Another Rhetorical Counterfactual: Could India's Partition Have Turned Out Even Worse?
I was interested to see counterfactual reasoning being used for a new purpose this past weekend in The New York Times Book Review.
In his review of John Keay’s new book, Midnight’s Descendants: A History of South Asia Since Partition, Isaac Chotiner made a claim about the alleged limits of “what if? thinking.
“Some historical events have such utterly catastrophic consequences that no amount of “what if” counterfactuals can yield a more awful result. World War I, for example, resulted in an enormous number of fatalities, largely entrenched the imperialism that initiated it and paved the way for both Nazism and Stalinism. How could a different path have been worse?”
“The 1947 partition of British India, which led to the creation of India and Pakistan as independent countries, was undertaken with nobler motives. But “Midnight’s Descendants,” John Keay’s solid new history of the subcontinent over the past 67 years, leaves the reader with the same depressing thought: No alternative could possibly have been more calamitous.”
“Partition laid the groundwork for the very civil war it was supposed to prevent — as many as one million people may have died — and created a lasting enmity between two states that are now nuclear-armed. If you include the 1971 genocide Pakistan perpetrated against its restive eastern wing (which became independent Bangladesh in December of that year) and the wildly unstable nature of Pakistan today, you are confronted with a disaster of astonishing proportions.”
I am no expert in the history of South Asia and so cannot advance a scenario in which the avoidance of partition in 1947 causes a calamity of such proportions as to make the original partition look like a reasonable solution.
But there is certainly evidence that Chotiner’s premise – however appealing -- is incorrect. It’s pretty safe to say that the human imagination is quite capable of taking any historical reality and making it even more nightmarish than it already is.
Stephen Fry’s novel, Making History, is a good example of this. The novel famously satisfies the urge to prevent Hitler’s birth and thereby prevent the Second World War (by having a graduate student send a birth control pill back to the local water well where Hitler's never-to-be-mother, Klara, fetches her drinking water in Hitler’s not-to-be hometown of Braunau-am-Inn).

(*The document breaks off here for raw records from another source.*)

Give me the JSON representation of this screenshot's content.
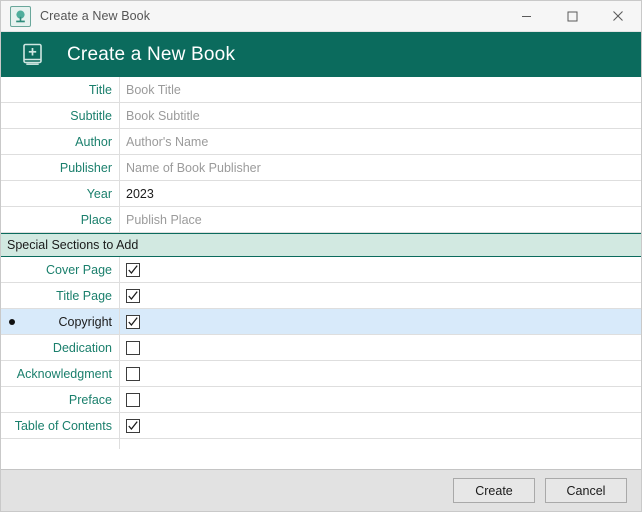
{
  "window": {
    "title": "Create a New Book",
    "app_icon": "tree-book-icon",
    "controls": [
      {
        "name": "minimize",
        "glyph": "minimize-icon"
      },
      {
        "name": "maximize",
        "glyph": "maximize-icon"
      },
      {
        "name": "close",
        "glyph": "close-icon"
      }
    ]
  },
  "header": {
    "title": "Create a New Book",
    "icon": "book-plus-icon",
    "bg_color": "#0b6b5d",
    "text_color": "#ffffff"
  },
  "form": {
    "fields": [
      {
        "label": "Title",
        "placeholder": "Book Title",
        "value": ""
      },
      {
        "label": "Subtitle",
        "placeholder": "Book Subtitle",
        "value": ""
      },
      {
        "label": "Author",
        "placeholder": "Author's Name",
        "value": ""
      },
      {
        "label": "Publisher",
        "placeholder": "Name of Book Publisher",
        "value": ""
      },
      {
        "label": "Year",
        "placeholder": "",
        "value": "2023"
      },
      {
        "label": "Place",
        "placeholder": "Publish Place",
        "value": ""
      }
    ]
  },
  "section": {
    "title": "Special Sections to Add",
    "bg_color": "#d2e9e1",
    "border_color": "#0b6b5d"
  },
  "sections_list": {
    "selected_row_color": "#d8eafa",
    "items": [
      {
        "label": "Cover Page",
        "checked": true,
        "selected": false
      },
      {
        "label": "Title Page",
        "checked": true,
        "selected": false
      },
      {
        "label": "Copyright",
        "checked": true,
        "selected": true
      },
      {
        "label": "Dedication",
        "checked": false,
        "selected": false
      },
      {
        "label": "Acknowledgment",
        "checked": false,
        "selected": false
      },
      {
        "label": "Preface",
        "checked": false,
        "selected": false
      },
      {
        "label": "Table of Contents",
        "checked": true,
        "selected": false
      }
    ]
  },
  "footer": {
    "create_label": "Create",
    "cancel_label": "Cancel"
  },
  "colors": {
    "accent_teal": "#0b6b5d",
    "label_teal": "#1a7f6c",
    "placeholder_gray": "#9b9b9b",
    "footer_gray": "#e2e2e2"
  }
}
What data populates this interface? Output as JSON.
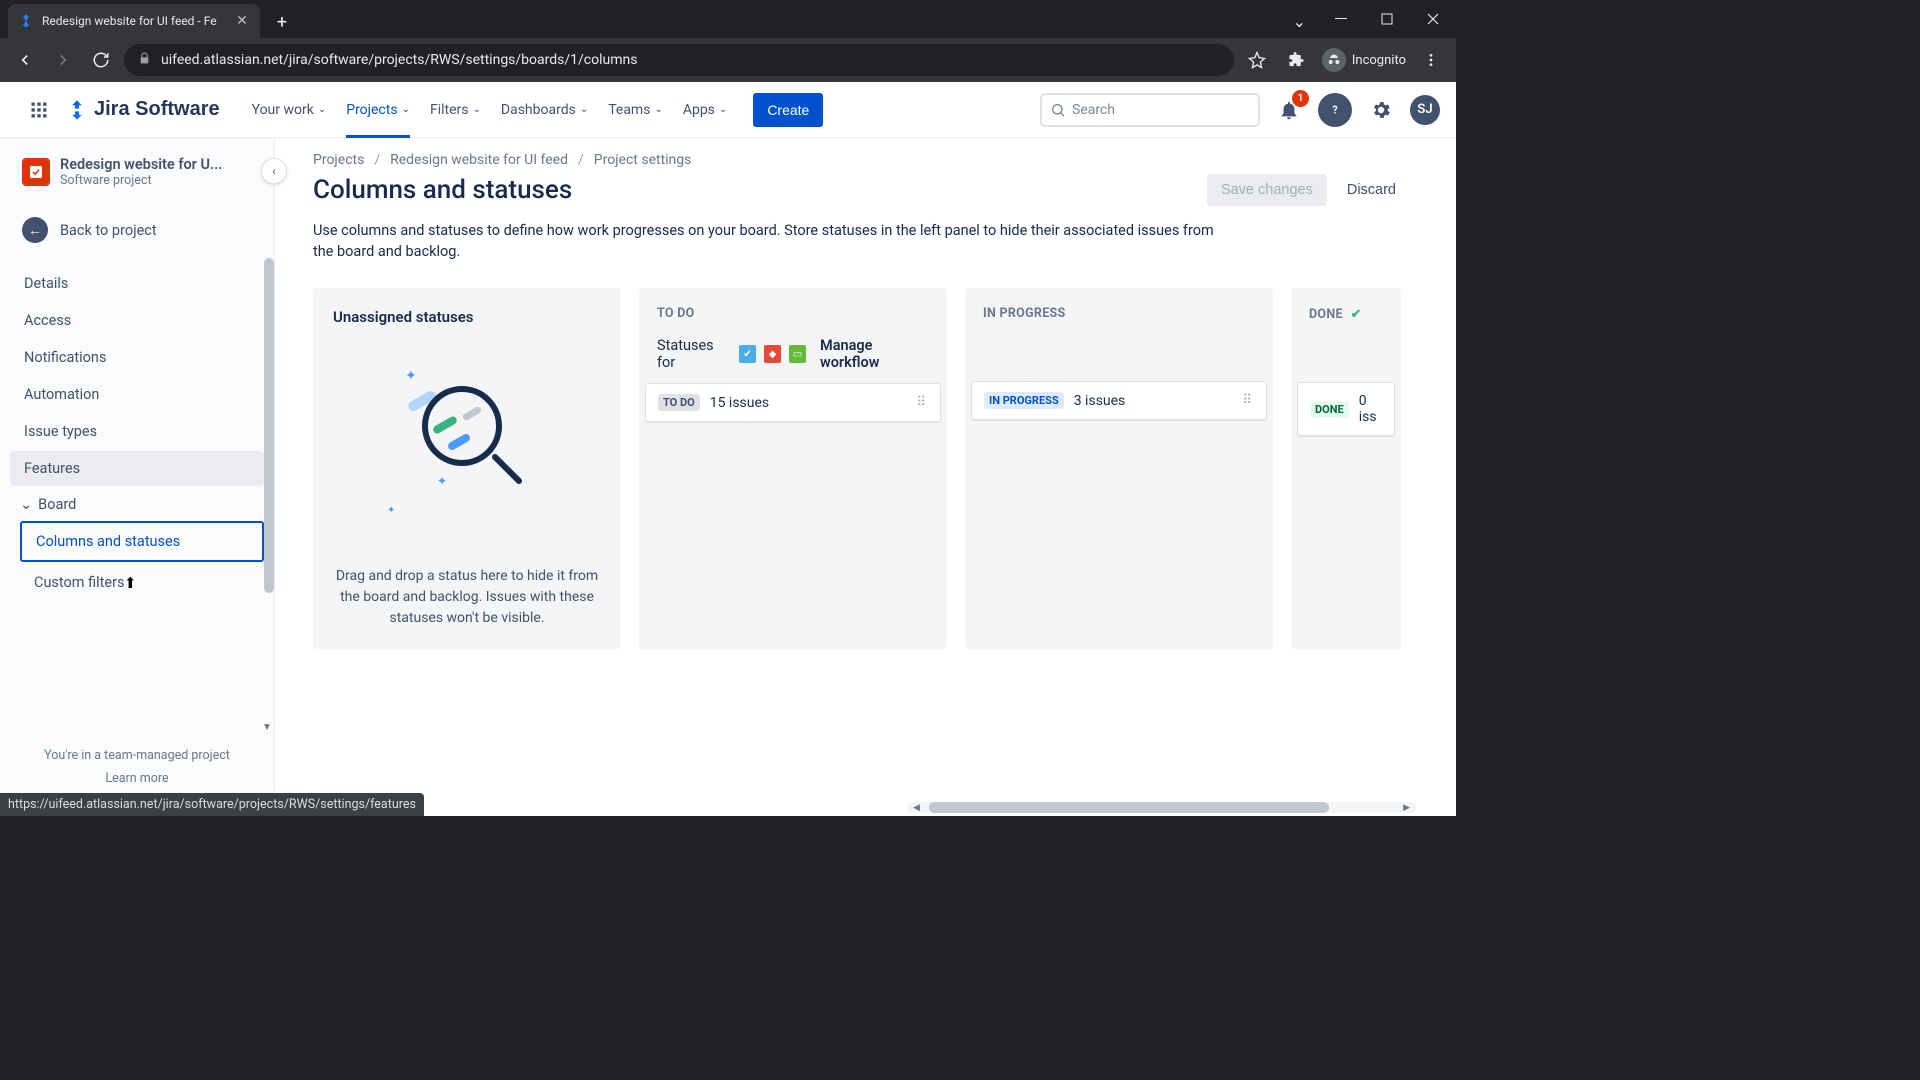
{
  "browser": {
    "tab_title": "Redesign website for UI feed - Fe",
    "url": "uifeed.atlassian.net/jira/software/projects/RWS/settings/boards/1/columns",
    "incognito_label": "Incognito",
    "link_preview": "https://uifeed.atlassian.net/jira/software/projects/RWS/settings/features"
  },
  "topnav": {
    "logo": "Jira Software",
    "items": [
      "Your work",
      "Projects",
      "Filters",
      "Dashboards",
      "Teams",
      "Apps"
    ],
    "active_index": 1,
    "create_label": "Create",
    "search_placeholder": "Search",
    "notif_count": "1",
    "avatar_initials": "SJ"
  },
  "sidebar": {
    "project_title": "Redesign website for U...",
    "project_subtitle": "Software project",
    "back_label": "Back to project",
    "items": {
      "details": "Details",
      "access": "Access",
      "notifications": "Notifications",
      "automation": "Automation",
      "issue_types": "Issue types",
      "features": "Features",
      "board_section": "Board",
      "columns_statuses": "Columns and statuses",
      "custom_filters": "Custom filters"
    },
    "footer_line": "You're in a team-managed project",
    "footer_link": "Learn more"
  },
  "page": {
    "breadcrumbs": [
      "Projects",
      "Redesign website for UI feed",
      "Project settings"
    ],
    "title": "Columns and statuses",
    "save_label": "Save changes",
    "discard_label": "Discard",
    "description": "Use columns and statuses to define how work progresses on your board. Store statuses in the left panel to hide their associated issues from the board and backlog."
  },
  "unassigned": {
    "title": "Unassigned statuses",
    "help_text": "Drag and drop a status here to hide it from the board and backlog. Issues with these statuses won't be visible."
  },
  "statuses_for_label": "Statuses for",
  "manage_workflow_label": "Manage workflow",
  "columns": [
    {
      "name": "TO DO",
      "status_lozenge": "TO DO",
      "lozenge_class": "loz-todo",
      "issue_count": "15 issues",
      "done": false
    },
    {
      "name": "IN PROGRESS",
      "status_lozenge": "IN PROGRESS",
      "lozenge_class": "loz-inprog",
      "issue_count": "3 issues",
      "done": false
    },
    {
      "name": "DONE",
      "status_lozenge": "DONE",
      "lozenge_class": "loz-done",
      "issue_count": "0 iss",
      "done": true
    }
  ]
}
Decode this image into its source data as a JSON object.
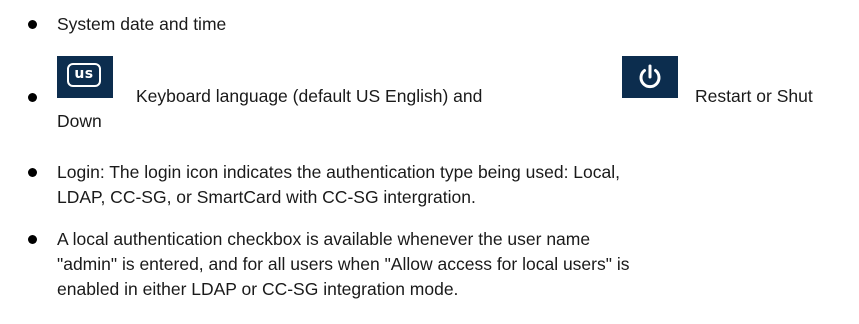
{
  "bullets": [
    {
      "text": "System date and time"
    },
    {
      "us_icon_label": "us",
      "text_before": "Keyboard language (default US English) and",
      "text_after_first": "Restart or Shut",
      "text_after_second": "Down"
    },
    {
      "line1": "Login: The login icon indicates the authentication type being used: Local,",
      "line2": "LDAP, CC-SG, or SmartCard with CC-SG intergration."
    },
    {
      "line1": "A local authentication checkbox is available whenever the user name",
      "line2": "\"admin\" is entered, and for all users when \"Allow access for local users\" is",
      "line3": "enabled in either LDAP or CC-SG integration mode."
    }
  ],
  "colors": {
    "icon_background": "#0c2d4e",
    "icon_foreground": "#ffffff",
    "text": "#1a1a1a",
    "bullet": "#000000"
  },
  "icons": [
    "keyboard-language-us-icon",
    "power-icon"
  ]
}
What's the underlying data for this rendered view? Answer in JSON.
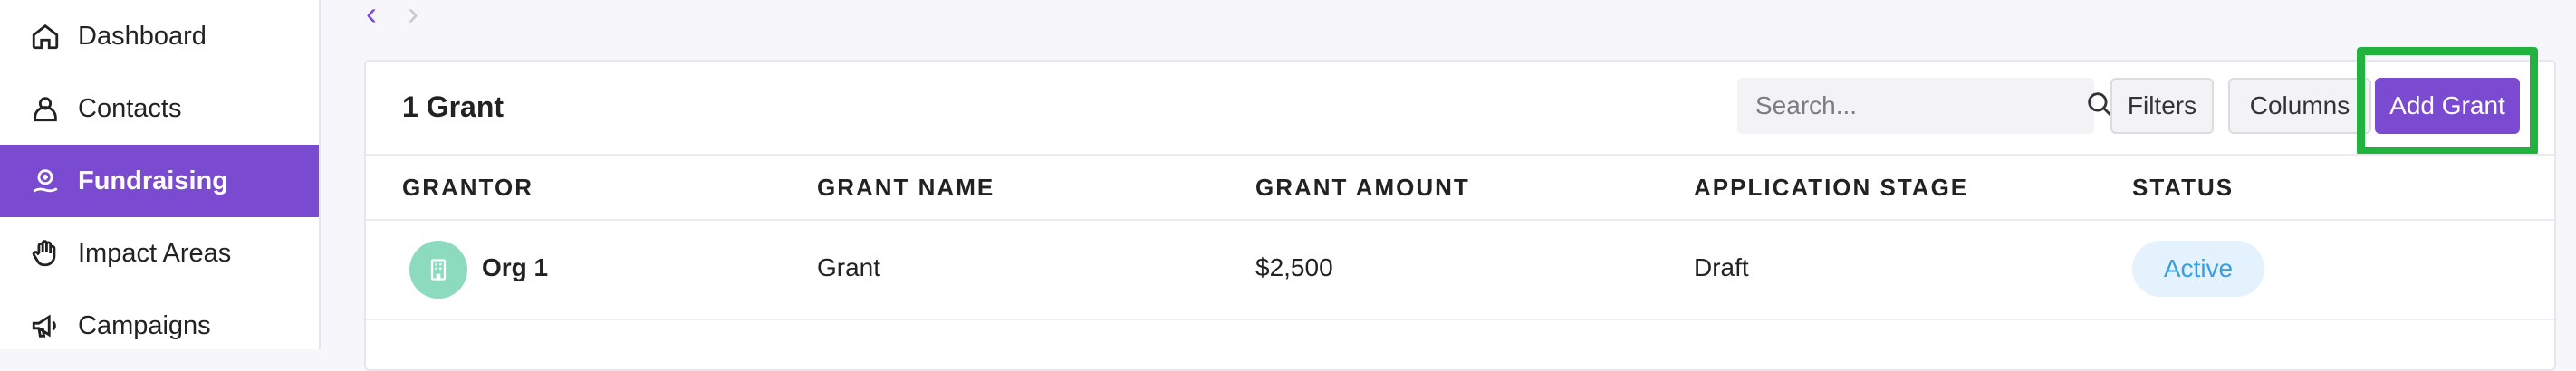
{
  "sidebar": {
    "items": [
      {
        "label": "Dashboard",
        "icon": "home-icon"
      },
      {
        "label": "Contacts",
        "icon": "person-icon"
      },
      {
        "label": "Fundraising",
        "icon": "donation-icon",
        "active": true
      },
      {
        "label": "Impact Areas",
        "icon": "hand-icon"
      },
      {
        "label": "Campaigns",
        "icon": "megaphone-icon"
      }
    ]
  },
  "pager": {
    "prev": "‹",
    "next": "›"
  },
  "card": {
    "title": "1 Grant",
    "search_placeholder": "Search...",
    "filters_label": "Filters",
    "columns_label": "Columns",
    "add_label": "Add Grant"
  },
  "table": {
    "headers": [
      "GRANTOR",
      "GRANT NAME",
      "GRANT AMOUNT",
      "APPLICATION STAGE",
      "STATUS"
    ],
    "rows": [
      {
        "grantor": "Org 1",
        "grant_name": "Grant",
        "amount": "$2,500",
        "stage": "Draft",
        "status": "Active"
      }
    ]
  },
  "colors": {
    "accent": "#7a4bd0",
    "highlight": "#22b33f",
    "status_bg": "#e3f2fd",
    "status_text": "#38a0e0",
    "avatar": "#8ddbbf"
  }
}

But while Hitler is successfully eliminated from history, his role ends up being performed by an even more capable and ruthless figure, Rudolf Gloder, who ends up helping the Nazis develop nuclear weapons, win World War II, and so forth….
Similarly, Richard Ned Lebow’s recent book, Archduke Franz Ferdinand Lives! imagines a world in which the avoidance of World War I ends up leading to a later war in western Europe in the 1970s in which both Germany and England suffer severe nuclear destruction and millions of fatalities.
These and other examples show that Chotiner’s claim is not borne out by the evidence.
That said, the fact that he raises the point in the first place is significant for showing how counterfactual claims are becoming increasingly salonfähig (ie. acceptable to use in polite company; I don’t often get a chance to use this great German word, so there – I said it).
Chotiner could have easily written his review of Keay’s book by sticking to the real historical record and underscoring the magnitude of Great Britain’s calamitous decision to partition India in 1947. But adding a counterfactual angle provides extra rhetorical emphasis. Chotiner’s point is essentially to argue that the partition plan was so bad that we cannot even imagine a worse possible outcome than what actually happened.
Except, there’s probably always someone who can.
Had Britain somehow been able to hold on even longer to the Raj, might an eventual policy of partition have been even deadlier? There are few iron laws of history, but one that is worth considering would hold that “if any event is destined to happen, it is best for it to take place sooner than later.” Given the fact that the destructiveness of war is increased by advances in technology, it is likely that the later occurrence of any number of real historical wars -- the Civil War, World War I, the Arab-Israeli war of 1948 – would have led to even worse death and destruction.